In transition from its role as a tester of autonomous vehicles, Google’s subsidiary company Google Auto has announced that it will be building 100 prototype self-driving cars. In the past Google Auto has retrofitted Audi, Toyota, and Lexus vehicles for the testing of its autonomous driving technology, but the new prototypes be built from the ground up. They will each have VIN numbers and will be registered as lightweight low-speed vehicles capable of up to 25 mph.
The new vehicles look like a cross between a Smart car and a VW Beetle and will contain up to a 40 horsepower electric motor. What they will not contain are brakes, steering wheels, or accelerator pedals.
Google’s current fleet of autonomous vehicles has logged over 1 million miles of driving while being accompanied by a human operator. Currently, driverless cars must be accompanied by a human driver and are legal for testing in California, Nevada, Michigan, and Florida.
It is uncertain whether the decision to create the Google Auto subsidiary was for the purpose of selling vehicles to the public in the future, or to protect its parent company in the event of lawsuits caused by accidents involving its autonomous vehicles. Google’s fleet of 23 self-driving cars have been involved in 14 minor traffic accidents in recent years, though the company claims that the vehicles were either being manually operated, or the fault was with other drivers. Those who have observed the vehicles in operation notice that they are quite cautious compared to the average driver.

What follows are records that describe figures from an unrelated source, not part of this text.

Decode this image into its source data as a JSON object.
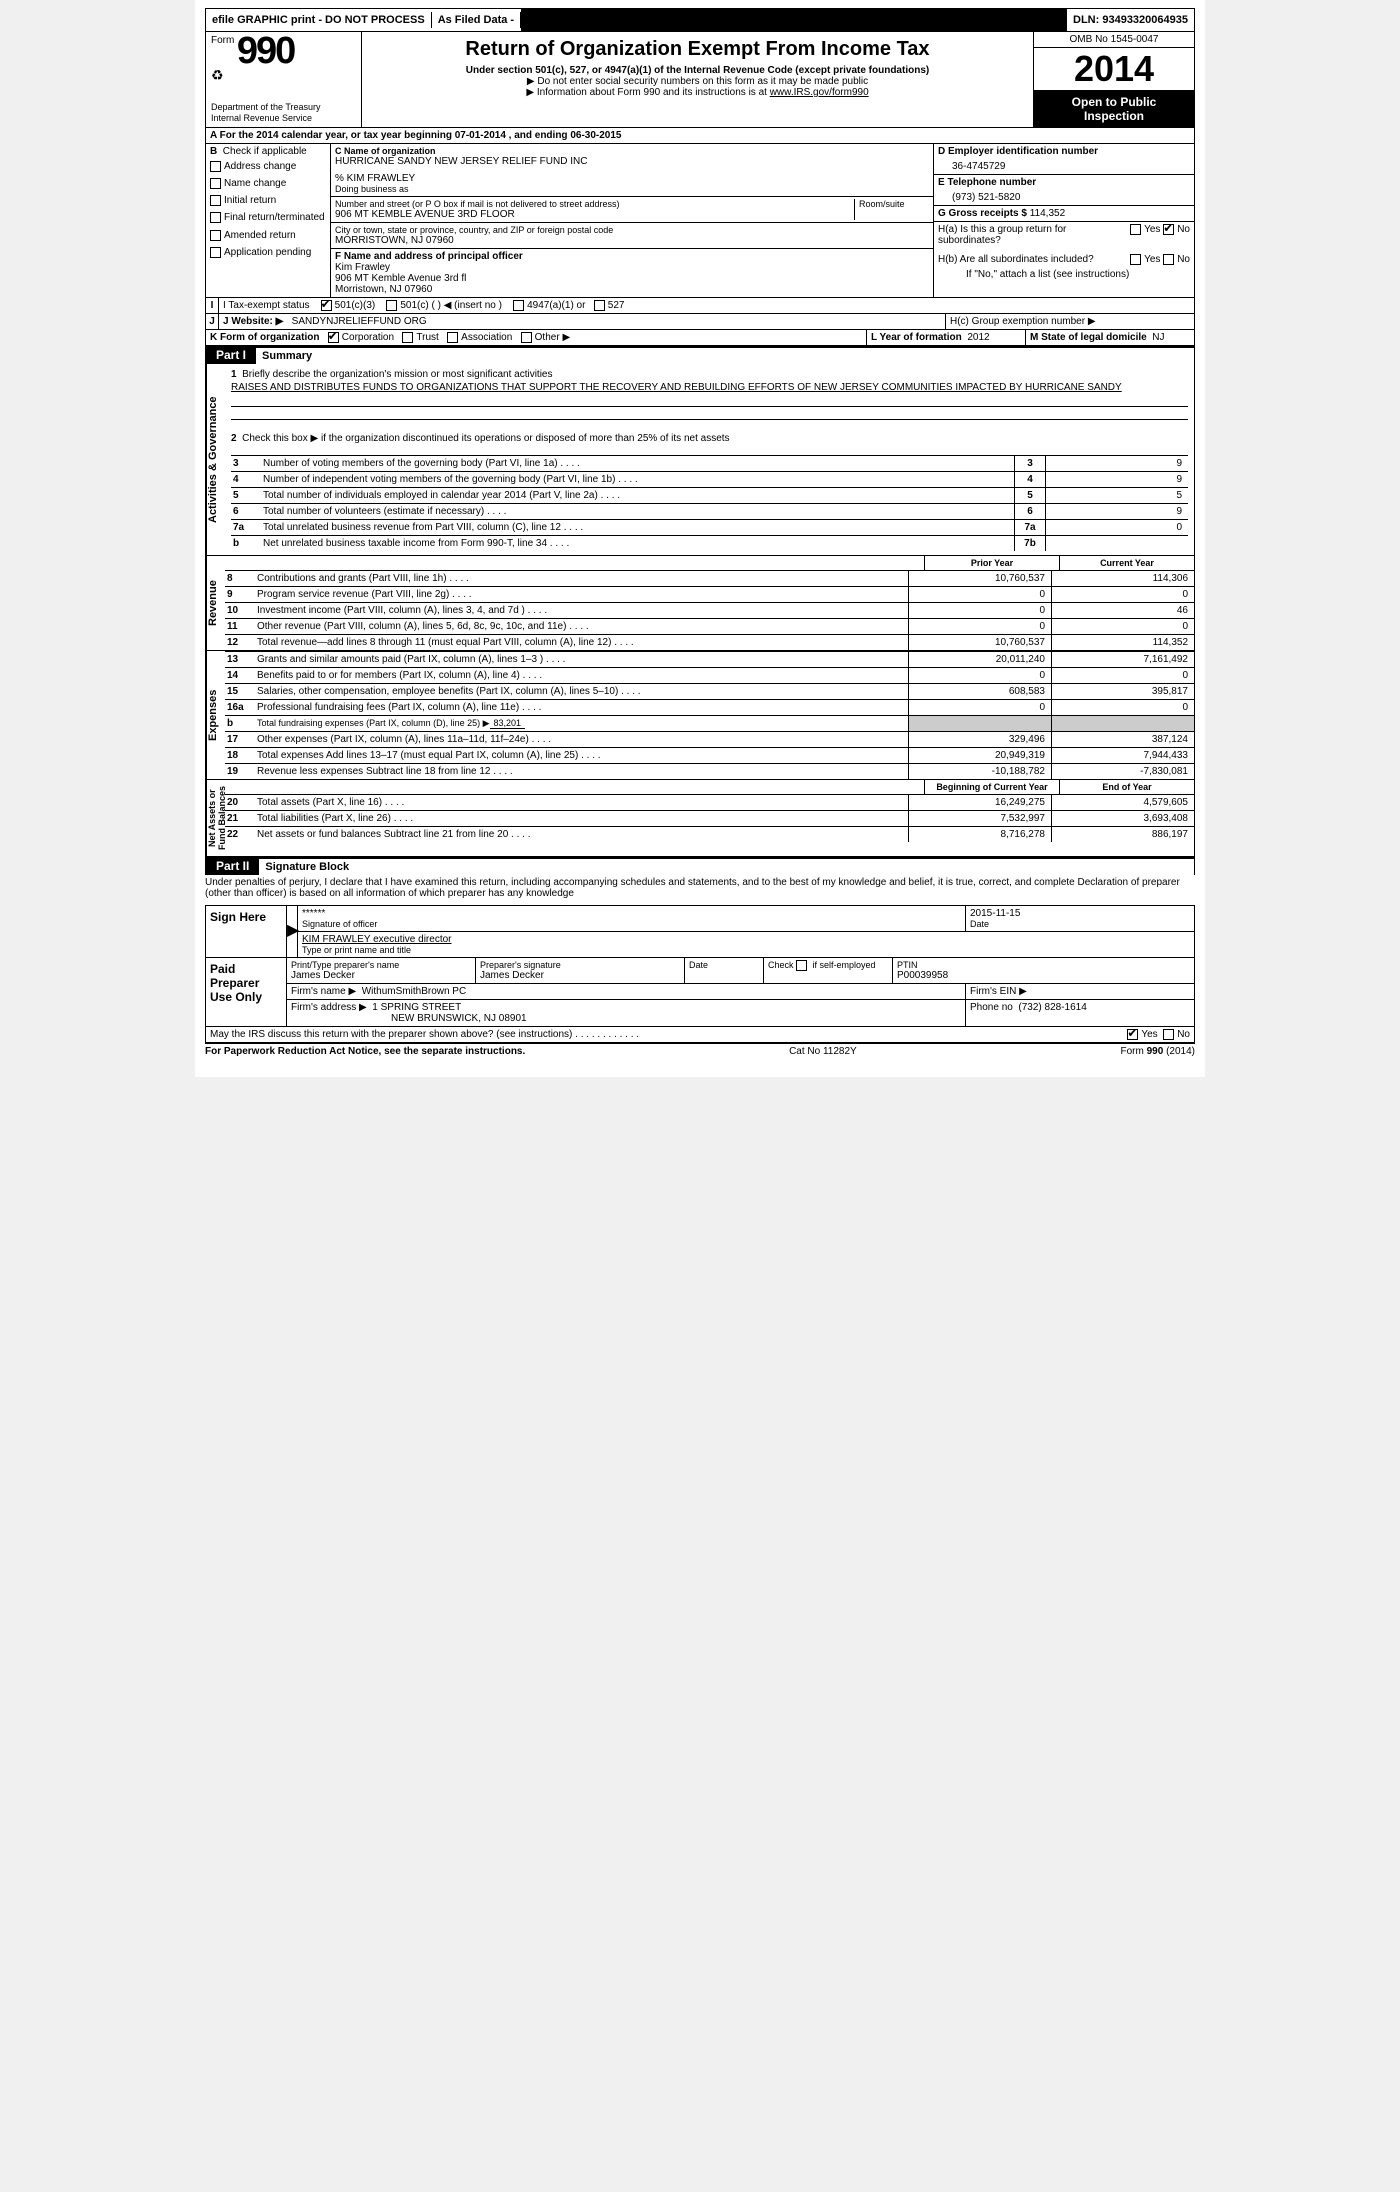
{
  "topbar": {
    "efile": "efile GRAPHIC print - DO NOT PROCESS",
    "asfiled": "As Filed Data -",
    "dln": "DLN: 93493320064935"
  },
  "header": {
    "form_word": "Form",
    "form_number": "990",
    "dept1": "Department of the Treasury",
    "dept2": "Internal Revenue Service",
    "title": "Return of Organization Exempt From Income Tax",
    "subtitle": "Under section 501(c), 527, or 4947(a)(1) of the Internal Revenue Code (except private foundations)",
    "note1": "▶ Do not enter social security numbers on this form as it may be made public",
    "note2_pre": "▶ Information about Form 990 and its instructions is at ",
    "note2_link": "www.IRS.gov/form990",
    "omb": "OMB No 1545-0047",
    "year": "2014",
    "openpub1": "Open to Public",
    "openpub2": "Inspection"
  },
  "row_a": "A  For the 2014 calendar year, or tax year beginning 07-01-2014     , and ending 06-30-2015",
  "section_b": {
    "b_label": "B",
    "check_label": "Check if applicable",
    "items": [
      "Address change",
      "Name change",
      "Initial return",
      "Final return/terminated",
      "Amended return",
      "Application pending"
    ]
  },
  "section_c": {
    "label": "C Name of organization",
    "org": "HURRICANE SANDY NEW JERSEY RELIEF FUND INC",
    "care_of": "% KIM FRAWLEY",
    "dba_label": "Doing business as",
    "addr_label": "Number and street (or P O  box if mail is not delivered to street address)",
    "room_label": "Room/suite",
    "addr": "906 MT KEMBLE AVENUE 3RD FLOOR",
    "city_label": "City or town, state or province, country, and ZIP or foreign postal code",
    "city": "MORRISTOWN, NJ  07960"
  },
  "section_d": {
    "label": "D  Employer identification number",
    "value": "36-4745729"
  },
  "section_e": {
    "label": "E  Telephone number",
    "value": "(973) 521-5820"
  },
  "section_g": {
    "label": "G  Gross receipts $",
    "value": "114,352"
  },
  "section_f": {
    "label": "F    Name and address of principal officer",
    "name": "Kim Frawley",
    "addr1": "906 MT Kemble Avenue 3rd fl",
    "addr2": "Morristown, NJ  07960"
  },
  "section_h": {
    "ha_label": "H(a)   Is this a group return for subordinates?",
    "hb_label": "H(b)  Are all subordinates included?",
    "hb_note": "If \"No,\" attach a list  (see instructions)",
    "hc_label": "H(c)   Group exemption number ▶",
    "yes": "Yes",
    "no": "No"
  },
  "section_i": {
    "label": "I     Tax-exempt status",
    "opts": [
      "501(c)(3)",
      "501(c) (   ) ◀ (insert no )",
      "4947(a)(1) or",
      "527"
    ]
  },
  "section_j": {
    "label": "J    Website: ▶",
    "value": "SANDYNJRELIEFFUND ORG"
  },
  "section_k": {
    "label": "K Form of organization",
    "opts": [
      "Corporation",
      "Trust",
      "Association",
      "Other ▶"
    ],
    "l_label": "L  Year of formation",
    "l_value": "2012",
    "m_label": "M  State of legal domicile",
    "m_value": "NJ"
  },
  "part1": {
    "tag": "Part I",
    "title": "Summary"
  },
  "summary": {
    "line1_label": "Briefly describe the organization's mission or most significant activities",
    "line1_text": "RAISES AND DISTRIBUTES FUNDS TO ORGANIZATIONS THAT SUPPORT THE RECOVERY AND REBUILDING EFFORTS OF NEW JERSEY COMMUNITIES IMPACTED BY HURRICANE SANDY",
    "line2": "Check this box ▶        if the organization discontinued its operations or disposed of more than 25% of its net assets"
  },
  "gov_rows": [
    {
      "n": "3",
      "t": "Number of voting members of the governing body (Part VI, line 1a)",
      "k": "3",
      "v": "9"
    },
    {
      "n": "4",
      "t": "Number of independent voting members of the governing body (Part VI, line 1b)",
      "k": "4",
      "v": "9"
    },
    {
      "n": "5",
      "t": "Total number of individuals employed in calendar year 2014 (Part V, line 2a)",
      "k": "5",
      "v": "5"
    },
    {
      "n": "6",
      "t": "Total number of volunteers (estimate if necessary)",
      "k": "6",
      "v": "9"
    },
    {
      "n": "7a",
      "t": "Total unrelated business revenue from Part VIII, column (C), line 12",
      "k": "7a",
      "v": "0"
    },
    {
      "n": "b",
      "t": "Net unrelated business taxable income from Form 990-T, line 34",
      "k": "7b",
      "v": ""
    }
  ],
  "col_heads": {
    "py": "Prior Year",
    "cy": "Current Year"
  },
  "rev_rows": [
    {
      "n": "8",
      "t": "Contributions and grants (Part VIII, line 1h)",
      "py": "10,760,537",
      "cy": "114,306"
    },
    {
      "n": "9",
      "t": "Program service revenue (Part VIII, line 2g)",
      "py": "0",
      "cy": "0"
    },
    {
      "n": "10",
      "t": "Investment income (Part VIII, column (A), lines 3, 4, and 7d )",
      "py": "0",
      "cy": "46"
    },
    {
      "n": "11",
      "t": "Other revenue (Part VIII, column (A), lines 5, 6d, 8c, 9c, 10c, and 11e)",
      "py": "0",
      "cy": "0"
    },
    {
      "n": "12",
      "t": "Total revenue—add lines 8 through 11 (must equal Part VIII, column (A), line 12)",
      "py": "10,760,537",
      "cy": "114,352"
    }
  ],
  "exp_rows": [
    {
      "n": "13",
      "t": "Grants and similar amounts paid (Part IX, column (A), lines 1–3 )",
      "py": "20,011,240",
      "cy": "7,161,492"
    },
    {
      "n": "14",
      "t": "Benefits paid to or for members (Part IX, column (A), line 4)",
      "py": "0",
      "cy": "0"
    },
    {
      "n": "15",
      "t": "Salaries, other compensation, employee benefits (Part IX, column (A), lines 5–10)",
      "py": "608,583",
      "cy": "395,817"
    },
    {
      "n": "16a",
      "t": "Professional fundraising fees (Part IX, column (A), line 11e)",
      "py": "0",
      "cy": "0"
    },
    {
      "n": "b",
      "t": "Total fundraising expenses (Part IX, column (D), line 25)  ▶",
      "py": "",
      "cy": "",
      "extra": "83,201",
      "nopy": true
    },
    {
      "n": "17",
      "t": "Other expenses (Part IX, column (A), lines 11a–11d, 11f–24e)",
      "py": "329,496",
      "cy": "387,124"
    },
    {
      "n": "18",
      "t": "Total expenses  Add lines 13–17 (must equal Part IX, column (A), line 25)",
      "py": "20,949,319",
      "cy": "7,944,433"
    },
    {
      "n": "19",
      "t": "Revenue less expenses  Subtract line 18 from line 12",
      "py": "-10,188,782",
      "cy": "-7,830,081"
    }
  ],
  "na_heads": {
    "boy": "Beginning of Current Year",
    "eoy": "End of Year"
  },
  "na_rows": [
    {
      "n": "20",
      "t": "Total assets (Part X, line 16)",
      "py": "16,249,275",
      "cy": "4,579,605"
    },
    {
      "n": "21",
      "t": "Total liabilities (Part X, line 26)",
      "py": "7,532,997",
      "cy": "3,693,408"
    },
    {
      "n": "22",
      "t": "Net assets or fund balances  Subtract line 21 from line 20",
      "py": "8,716,278",
      "cy": "886,197"
    }
  ],
  "part2": {
    "tag": "Part II",
    "title": "Signature Block"
  },
  "perjury": "Under penalties of perjury, I declare that I have examined this return, including accompanying schedules and statements, and to the best of my knowledge and belief, it is true, correct, and complete  Declaration of preparer (other than officer) is based on all information of which preparer has any knowledge",
  "sign": {
    "here": "Sign Here",
    "stars": "******",
    "sig_of_officer": "Signature of officer",
    "date_label": "Date",
    "date_val": "2015-11-15",
    "name_title": "KIM FRAWLEY executive director",
    "type_print": "Type or print name and title"
  },
  "prep": {
    "label": "Paid Preparer Use Only",
    "c1": "Print/Type preparer's name",
    "c1v": "James Decker",
    "c2": "Preparer's signature",
    "c2v": "James Decker",
    "c3": "Date",
    "c4": "Check         if self-employed",
    "c5": "PTIN",
    "c5v": "P00039958",
    "firm_name_l": "Firm's name      ▶",
    "firm_name": "WithumSmithBrown PC",
    "firm_ein_l": "Firm's EIN ▶",
    "firm_addr_l": "Firm's address ▶",
    "firm_addr1": "1 SPRING STREET",
    "firm_addr2": "NEW BRUNSWICK, NJ  08901",
    "phone_l": "Phone no",
    "phone": "(732) 828-1614"
  },
  "discuss": "May the IRS discuss this return with the preparer shown above? (see instructions)",
  "footer": {
    "left": "For Paperwork Reduction Act Notice, see the separate instructions.",
    "mid": "Cat No 11282Y",
    "right": "Form 990 (2014)"
  }
}
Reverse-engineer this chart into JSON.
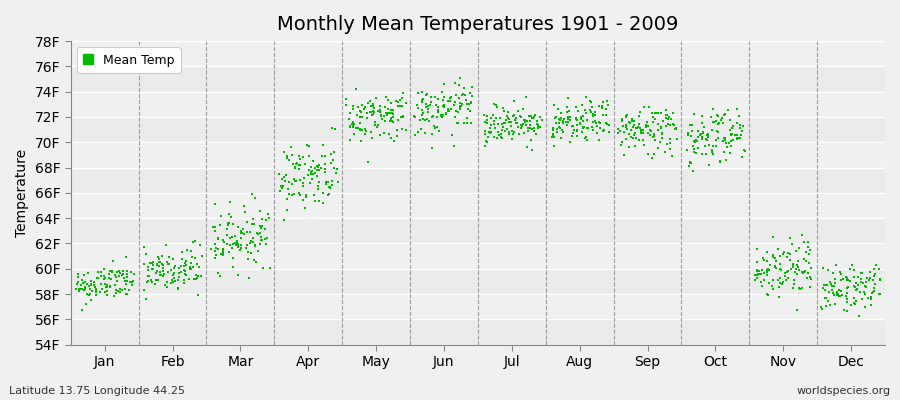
{
  "title": "Monthly Mean Temperatures 1901 - 2009",
  "ylabel": "Temperature",
  "xlabel_bottom_left": "Latitude 13.75 Longitude 44.25",
  "xlabel_bottom_right": "worldspecies.org",
  "ylim": [
    54,
    78
  ],
  "yticks": [
    54,
    56,
    58,
    60,
    62,
    64,
    66,
    68,
    70,
    72,
    74,
    76,
    78
  ],
  "ytick_labels": [
    "54F",
    "56F",
    "58F",
    "60F",
    "62F",
    "64F",
    "66F",
    "68F",
    "70F",
    "72F",
    "74F",
    "76F",
    "78F"
  ],
  "months": [
    "Jan",
    "Feb",
    "Mar",
    "Apr",
    "May",
    "Jun",
    "Jul",
    "Aug",
    "Sep",
    "Oct",
    "Nov",
    "Dec"
  ],
  "month_centers": [
    0.5,
    1.5,
    2.5,
    3.5,
    4.5,
    5.5,
    6.5,
    7.5,
    8.5,
    9.5,
    10.5,
    11.5
  ],
  "month_boundaries": [
    1.0,
    2.0,
    3.0,
    4.0,
    5.0,
    6.0,
    7.0,
    8.0,
    9.0,
    10.0,
    11.0
  ],
  "xlim": [
    0,
    12
  ],
  "dot_color": "#00BB00",
  "legend_label": "Mean Temp",
  "legend_color": "#00BB00",
  "background_color": "#F0F0F0",
  "plot_bg_color": "#F0F0F0",
  "title_fontsize": 14,
  "axis_fontsize": 10,
  "n_years": 109,
  "monthly_means": [
    58.8,
    59.8,
    62.5,
    67.5,
    72.0,
    72.5,
    71.5,
    71.5,
    71.0,
    70.5,
    60.0,
    58.5
  ],
  "monthly_stds": [
    0.7,
    1.0,
    1.2,
    1.3,
    1.0,
    1.0,
    0.8,
    0.8,
    1.0,
    1.2,
    1.2,
    0.9
  ],
  "seed": 42
}
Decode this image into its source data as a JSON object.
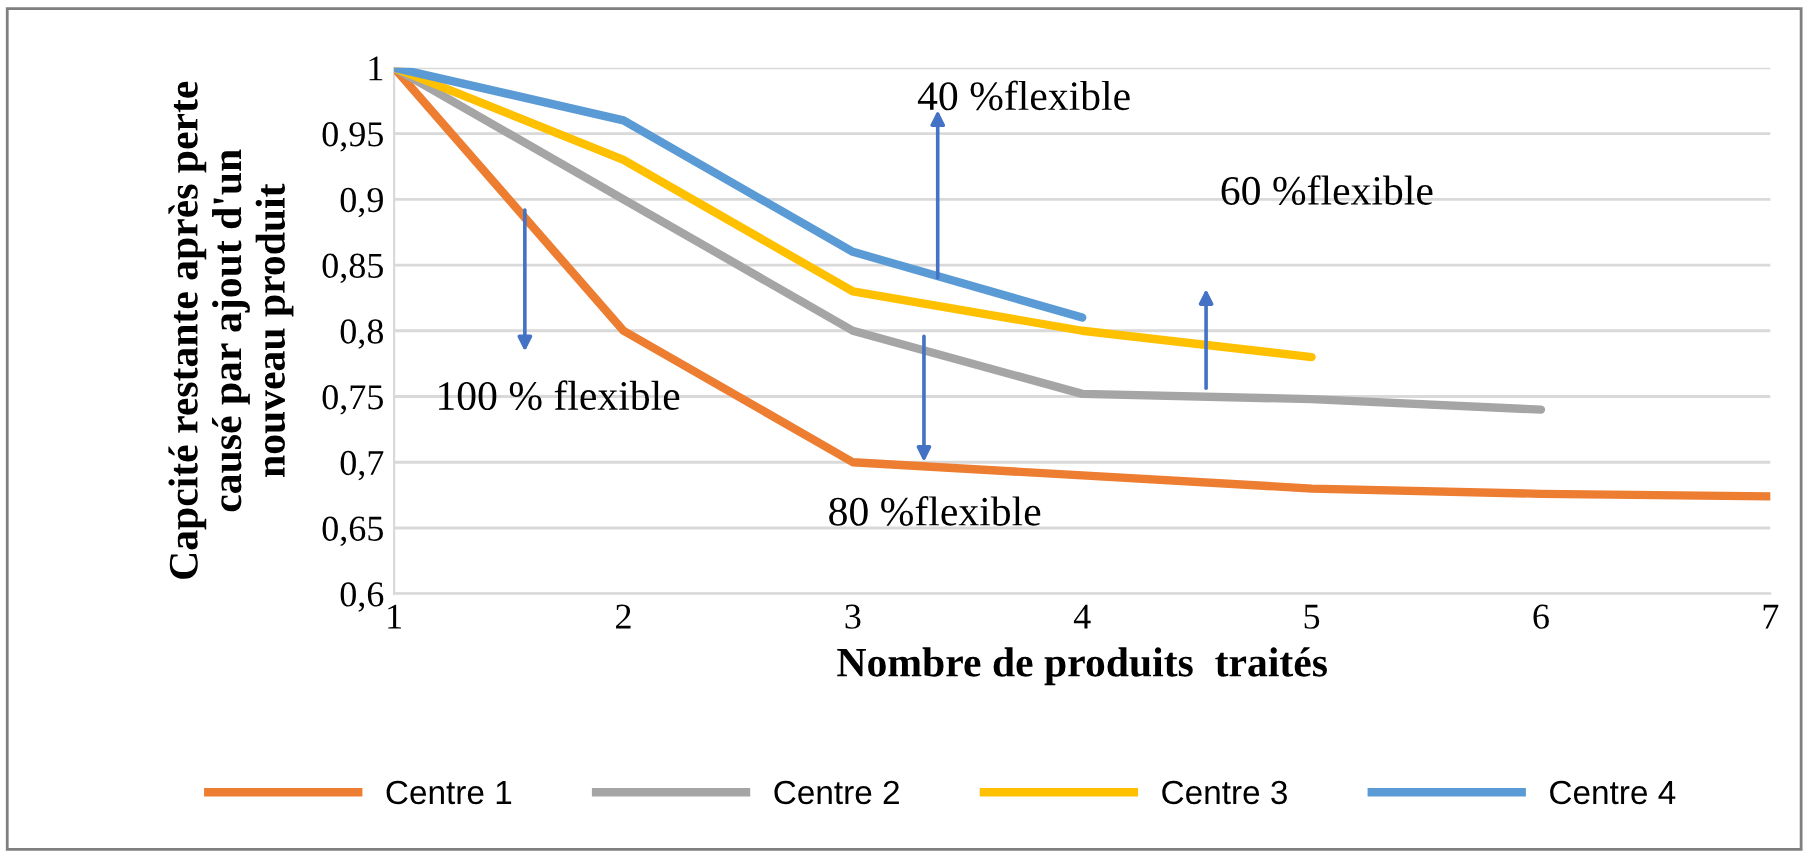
{
  "chart_data": {
    "type": "line",
    "xlabel": "Nombre de produits  traités",
    "ylabel": "Capcité restante après perte\ncausé par ajout d'un\nnouveau produit",
    "x": [
      1,
      2,
      3,
      4,
      5,
      6,
      7
    ],
    "series": [
      {
        "name": "Centre 1",
        "color": "#ed7d31",
        "values": [
          1,
          0.8,
          0.7,
          0.69,
          0.68,
          0.676,
          0.674
        ]
      },
      {
        "name": "Centre 2",
        "color": "#a5a5a5",
        "values": [
          1,
          0.9,
          0.8,
          0.752,
          0.748,
          0.74,
          null
        ]
      },
      {
        "name": "Centre 3",
        "color": "#ffc000",
        "values": [
          1,
          0.93,
          0.83,
          0.8,
          0.78,
          null,
          null
        ]
      },
      {
        "name": "Centre 4",
        "color": "#5b9bd5",
        "values": [
          1,
          0.96,
          0.86,
          0.81,
          null,
          null,
          null
        ]
      }
    ],
    "xlim": [
      1,
      7
    ],
    "xticks": [
      1,
      2,
      3,
      4,
      5,
      6,
      7
    ],
    "ylim": [
      0.6,
      1
    ],
    "yticks": [
      {
        "value": 0.6,
        "label": "0,6"
      },
      {
        "value": 0.65,
        "label": "0,65"
      },
      {
        "value": 0.7,
        "label": "0,7"
      },
      {
        "value": 0.75,
        "label": "0,75"
      },
      {
        "value": 0.8,
        "label": "0,8"
      },
      {
        "value": 0.85,
        "label": "0,85"
      },
      {
        "value": 0.9,
        "label": "0,9"
      },
      {
        "value": 0.95,
        "label": "0,95"
      },
      {
        "value": 1,
        "label": "1"
      }
    ],
    "annotations": [
      "40 %flexible",
      "60 %flexible",
      "100 % flexible",
      "80 %flexible"
    ],
    "grid": "y",
    "legend": "bottom",
    "marker": "none",
    "line_style": "solid"
  }
}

Plans for the release of a self-driving car to the public are estimated to fall on 2017 and beyond, but other automakers have taken notice. Mercedes, Audi, and BMW each recently purchased Nokia’s digital mapping technology “HERE,” the transactions totaling to $3.1 billion. If competing car makers want to have a chance, they have to be able to contend with Google’s more than 10 year experience in digital mapping.